Bocciato il testo presentato da Forza Italia, si astiene il Movimento 5 Stelle.

La bufala delle ‘teorie gender‘ continua ad aggirarsi per l’Italia: Pescara però dice no alla mozione sul tema. Plaude Arcigay Chieti.

Nella seduta di inizio settimana, la maggioranza nel Consiglio comunale di Pescara ha respinto la mozione presentata dal capogruppo di Forza Italia che chiedeva di vietare “attività divulgative sulla ‘teoria gender‘” nelle scuole.

Nel testo era previsto un protocollo d’intesa tra il Comune e gli uffici scolastici della Provincia e della Regione per “tutelare la libertà educativa”, nonché altre amenità tra cui contrastare il fatto che nelle scuole venga “promossa apertamente la transessualità” e che si“inviterebbero i bambini a ignorare la propria natura biologica per scegliere liberamente il proprio genere, tenendo peraltro all’oscuro anche le famiglie”.

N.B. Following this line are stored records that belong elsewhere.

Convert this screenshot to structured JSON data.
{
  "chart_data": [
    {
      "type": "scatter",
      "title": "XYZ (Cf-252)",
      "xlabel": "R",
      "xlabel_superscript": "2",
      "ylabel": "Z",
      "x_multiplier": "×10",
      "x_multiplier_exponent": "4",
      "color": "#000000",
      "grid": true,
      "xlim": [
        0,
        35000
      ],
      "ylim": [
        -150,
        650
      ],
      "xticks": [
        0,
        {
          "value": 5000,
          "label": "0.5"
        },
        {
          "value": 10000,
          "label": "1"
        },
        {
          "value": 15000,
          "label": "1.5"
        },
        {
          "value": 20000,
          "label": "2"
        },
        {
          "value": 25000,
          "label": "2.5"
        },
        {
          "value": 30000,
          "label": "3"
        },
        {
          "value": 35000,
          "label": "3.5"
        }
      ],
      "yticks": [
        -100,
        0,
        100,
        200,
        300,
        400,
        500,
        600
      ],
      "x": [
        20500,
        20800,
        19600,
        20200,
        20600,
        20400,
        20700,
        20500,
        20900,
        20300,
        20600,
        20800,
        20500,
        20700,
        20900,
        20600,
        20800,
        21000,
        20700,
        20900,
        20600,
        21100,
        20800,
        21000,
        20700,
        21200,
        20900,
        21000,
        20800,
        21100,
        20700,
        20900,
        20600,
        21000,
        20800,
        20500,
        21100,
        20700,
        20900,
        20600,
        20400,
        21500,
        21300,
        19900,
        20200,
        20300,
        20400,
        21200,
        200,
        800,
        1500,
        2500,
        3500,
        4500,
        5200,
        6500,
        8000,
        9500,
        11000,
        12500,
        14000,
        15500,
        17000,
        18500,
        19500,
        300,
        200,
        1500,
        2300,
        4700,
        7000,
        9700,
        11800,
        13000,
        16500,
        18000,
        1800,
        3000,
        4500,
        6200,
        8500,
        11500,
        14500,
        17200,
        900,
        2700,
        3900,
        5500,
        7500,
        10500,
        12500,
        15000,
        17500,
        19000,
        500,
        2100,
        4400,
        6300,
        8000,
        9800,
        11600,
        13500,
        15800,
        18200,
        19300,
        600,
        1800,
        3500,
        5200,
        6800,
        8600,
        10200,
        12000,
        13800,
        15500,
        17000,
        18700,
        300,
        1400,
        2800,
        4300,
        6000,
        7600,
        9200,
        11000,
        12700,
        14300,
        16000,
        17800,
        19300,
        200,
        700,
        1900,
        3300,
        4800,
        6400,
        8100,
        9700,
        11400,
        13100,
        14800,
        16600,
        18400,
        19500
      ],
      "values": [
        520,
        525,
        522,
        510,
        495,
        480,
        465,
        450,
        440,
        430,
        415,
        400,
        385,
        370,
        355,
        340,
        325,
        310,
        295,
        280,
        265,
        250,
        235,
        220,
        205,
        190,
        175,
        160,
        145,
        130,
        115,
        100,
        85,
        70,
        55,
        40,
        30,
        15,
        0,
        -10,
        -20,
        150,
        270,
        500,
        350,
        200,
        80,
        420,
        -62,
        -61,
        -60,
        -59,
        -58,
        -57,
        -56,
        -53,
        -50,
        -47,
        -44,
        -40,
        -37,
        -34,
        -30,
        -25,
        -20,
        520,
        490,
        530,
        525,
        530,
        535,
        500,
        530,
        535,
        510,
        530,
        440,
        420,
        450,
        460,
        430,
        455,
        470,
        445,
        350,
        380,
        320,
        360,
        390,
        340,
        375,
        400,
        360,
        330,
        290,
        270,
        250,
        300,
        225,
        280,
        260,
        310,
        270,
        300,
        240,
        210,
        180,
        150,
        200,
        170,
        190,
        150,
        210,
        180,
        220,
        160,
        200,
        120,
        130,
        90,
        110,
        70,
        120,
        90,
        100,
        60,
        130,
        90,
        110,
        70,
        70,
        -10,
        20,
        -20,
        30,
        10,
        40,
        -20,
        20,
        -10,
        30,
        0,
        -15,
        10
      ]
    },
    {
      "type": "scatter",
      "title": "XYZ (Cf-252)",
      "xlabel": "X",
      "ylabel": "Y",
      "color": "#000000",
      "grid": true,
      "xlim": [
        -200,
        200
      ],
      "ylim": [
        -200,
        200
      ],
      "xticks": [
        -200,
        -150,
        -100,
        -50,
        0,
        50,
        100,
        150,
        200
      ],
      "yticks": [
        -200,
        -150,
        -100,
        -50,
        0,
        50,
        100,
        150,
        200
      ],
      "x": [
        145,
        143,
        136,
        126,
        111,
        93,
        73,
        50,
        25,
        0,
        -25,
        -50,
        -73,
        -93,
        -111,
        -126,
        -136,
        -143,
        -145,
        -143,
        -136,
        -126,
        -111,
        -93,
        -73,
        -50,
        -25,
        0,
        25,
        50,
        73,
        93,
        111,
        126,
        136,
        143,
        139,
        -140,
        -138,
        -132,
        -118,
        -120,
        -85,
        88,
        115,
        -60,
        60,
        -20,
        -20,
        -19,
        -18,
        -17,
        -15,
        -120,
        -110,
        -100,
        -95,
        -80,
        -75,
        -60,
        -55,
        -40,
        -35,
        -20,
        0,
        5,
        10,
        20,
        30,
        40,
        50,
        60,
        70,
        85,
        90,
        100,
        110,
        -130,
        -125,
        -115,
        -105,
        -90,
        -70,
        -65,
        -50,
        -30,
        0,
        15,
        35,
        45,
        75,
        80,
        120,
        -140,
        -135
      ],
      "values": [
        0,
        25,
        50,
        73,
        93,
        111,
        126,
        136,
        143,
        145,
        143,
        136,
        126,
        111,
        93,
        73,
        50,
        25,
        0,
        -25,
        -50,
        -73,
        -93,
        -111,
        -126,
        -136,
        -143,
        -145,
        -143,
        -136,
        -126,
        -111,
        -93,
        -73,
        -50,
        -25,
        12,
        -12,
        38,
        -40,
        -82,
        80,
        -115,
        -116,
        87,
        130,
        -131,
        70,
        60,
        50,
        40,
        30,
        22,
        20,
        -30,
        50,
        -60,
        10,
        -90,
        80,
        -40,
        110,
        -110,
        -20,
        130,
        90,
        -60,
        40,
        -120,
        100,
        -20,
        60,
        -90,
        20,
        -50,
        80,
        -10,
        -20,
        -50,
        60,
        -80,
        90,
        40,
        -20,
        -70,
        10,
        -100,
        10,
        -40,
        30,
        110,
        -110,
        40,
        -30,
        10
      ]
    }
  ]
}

Il sindaco di Pescara Marco Alessandrini
Il sindaco di Pescara Marco Alessandrini

“Considerando lo stravagante argomento portato nella mozione, ci rallegriamo che fortunatamente quest’ultima sia stata bocciata” ha commentato Arcigay Chieti, che rimarca però come al voto non abbia partecipato il Movimento 5 Stelle “che in tema di diritti civili si distingue spesso dall’atteggiamento pilatesco”.

“Gli oppositori della fantomatica teoria gender – prosegue l’associazione LGBT abruzzese – evidentemente non sono abituati al rispetto delle diversità, per cui confondono lo spiegare nelle scuole che esistono per esempio famiglie normalissime e altrettanto felici composte da genitori dello stesso sesso, attraverso semplici favole che non hanno alcuno scopo di indottrinamento e costrizione, con una inesistente minaccia”.